In spectral clustering, one computes sample-sample similarities, then from this computes a graph Laplacian matrix. (Typically, one uses the symmetrically normalized Laplacian matrix, but the pattern I'm asking about seems to hold in general.) Next, one computes the eigendecomposition of the graph Laplacian. Notably, the eigenvectors that are "important" have small eigenvalues, as seen in the plot below, from A Tutorial on Spectral Clustering (von Luxburg, 2007). In the plot below, data is generated from a mixture of 4 Gaussians, which correspond to the first four eigenvalues.
Furthermore, it can be shown that the number of connected components corresponds to the multiplicity of the eigenvalue 0. In other words, each connected component has an eigenvector with an associated eigenvalue of 0.
Intuitively, this is a bit surprising. For example, in principal component analysis (PCA), the components with the largest eigenvalues explain most of the variance. Why is it different for the graph Laplacian?
The negative of the graph Laplacian, $-L$, is the generator of a continuous time Markov chain, where you leave each node at a rate proportional to its degree, choosing a neighboring node uniformly at random. Given an initial distribution $p$ as a row vector, the distribution at time $t$ is $p e^{-Lt}$. Now the small eigenvalues of $L$ correspond to the (relatively) large eigenvalues of $e^{-Lt}$.

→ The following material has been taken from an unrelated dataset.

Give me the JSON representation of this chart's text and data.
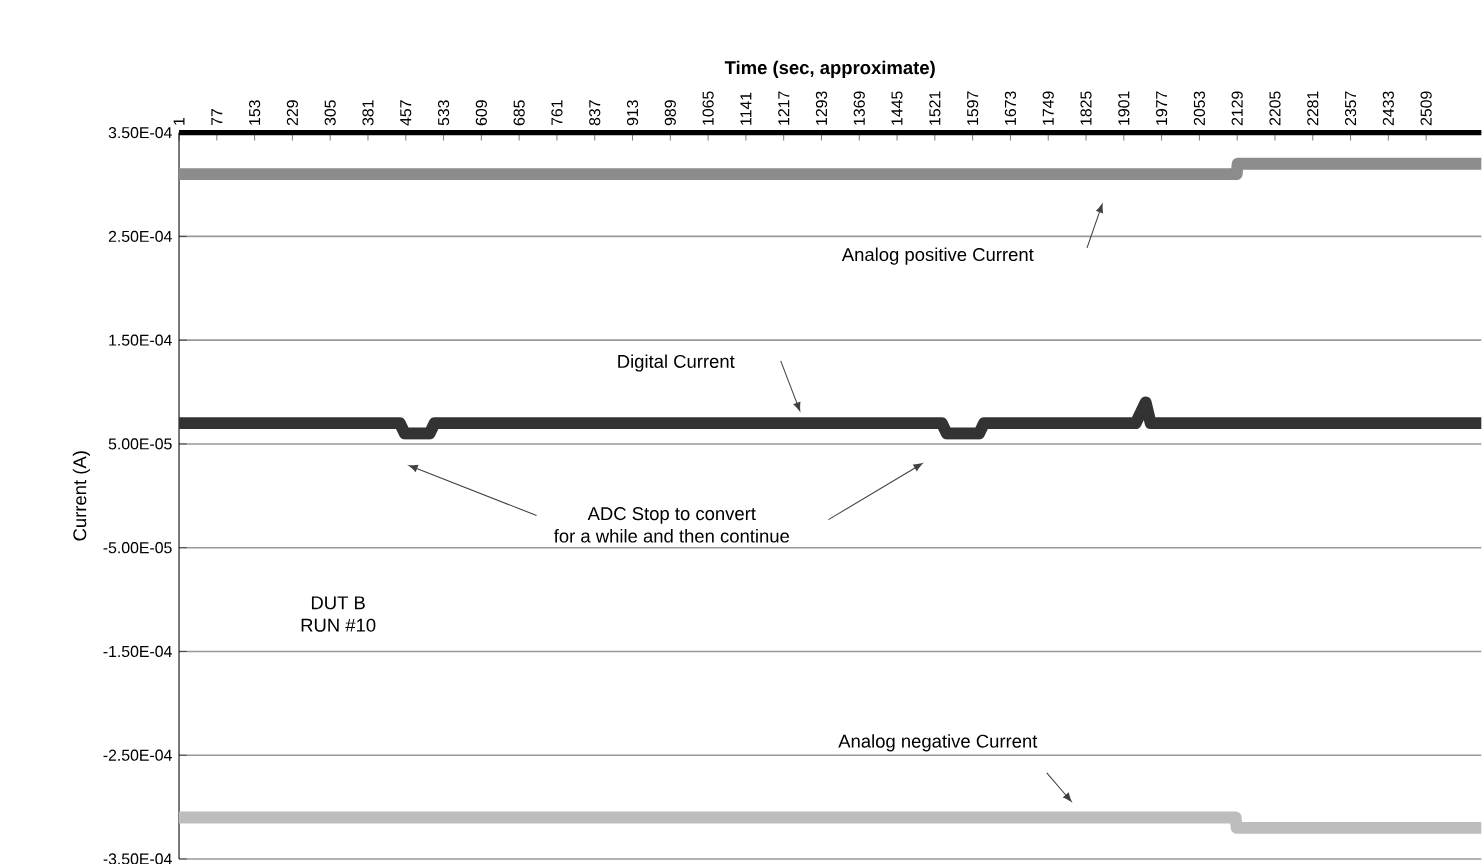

There is no probability current into or out of a connected component in a random walk on an undirected graph, so one eigenvector of the whole chain is going to be the invariant distribution concentrated on that connected component, which has eigenvalue $1$ in $e^{-Lt}$ and thus eigenvalue $0$ in $L$. The small but nonzero eigenvalues of $L$ correspond to slow probability currents, e.g. between two sets of vertices, both "large", which are connected by some sort of "chokepoint".
There is an analogous line of thinking for discrete time, but then you need to use the random walk normalized Laplacian instead in order to make the comparison quantitative.
tl;dr version: it is because $x \mapsto e^{-x}$ is a decreasing function.